When your source documents change, you need to re-index:

  1. Delete old vectors for changed documents (by doc ID or source URL)
  2. Re-chunk the updated documents
  3. Re-embed with text-embedding-3-small
  4. Upsert new vectors

TARX doesn't manage this process — it's your responsibility to keep the vector DB in sync with your source documents.

Automation tip: Create a TARX workflow with a webhook trigger that fires when your documentation system updates a page.

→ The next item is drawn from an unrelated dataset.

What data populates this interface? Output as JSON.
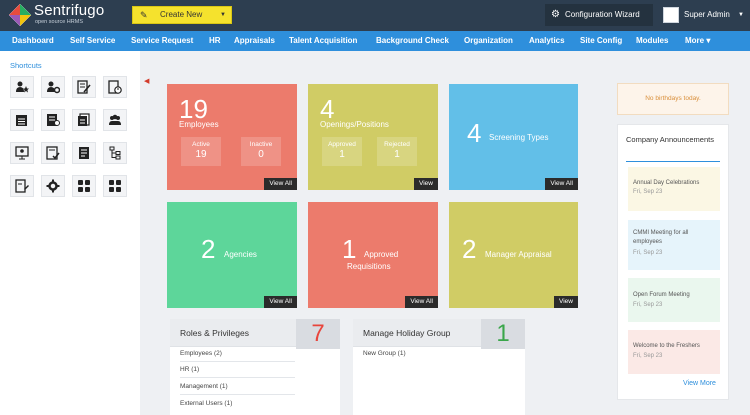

Use an http_request node to call your embedding/index endpoint (or your vector DB's API) so the changed document is re-indexed automatically.


HNSW Index Configuration

For best performance with text-embedding-3-small at 1536 dimensions:

Pinecone

Pinecone handles HNSW configuration automatically. Just specify cosine metric when creating the index.

Weaviate

{
"vectorIndexConfig": {
"distance": "cosine",
"ef": 100,
"efConstruction": 128,
"maxConnections": 64
}
}

Qdrant

from qdrant_client.models import VectorParams, Distance

client.create_collection(
collection_name="product_docs",
vectors_config=VectorParams(size=1536, distance=Distance.COSINE),
hnsw_config={"m": 16, "ef_construct": 100}
)
{
"vectorSearch": {
"algorithms": [{
"name": "hnsw-config",
"kind": "hnsw",
"hnswParameters": {
"m": 4,
"efConstruction": 400,
"efSearch": 500,
"metric": "cosine"
}
}]
}
}

Quality vs. Cost Trade-offs

ConfigurationRetrieval QualityToken CostQuery Latency
Top-K=1, threshold=0.85Very targetedVery lowLow
Top-K=3, threshold=0.7 (default)Good balanceLowLow
Top-K=5, threshold=0.6Higher recallModerateModerate
Top-K=10, threshold=0.5Maximum recallHighModerate

For most use cases, the default (top-K=3, threshold=0.7) is the right starting point. Adjust based on your specific needs and the size/quality of your index.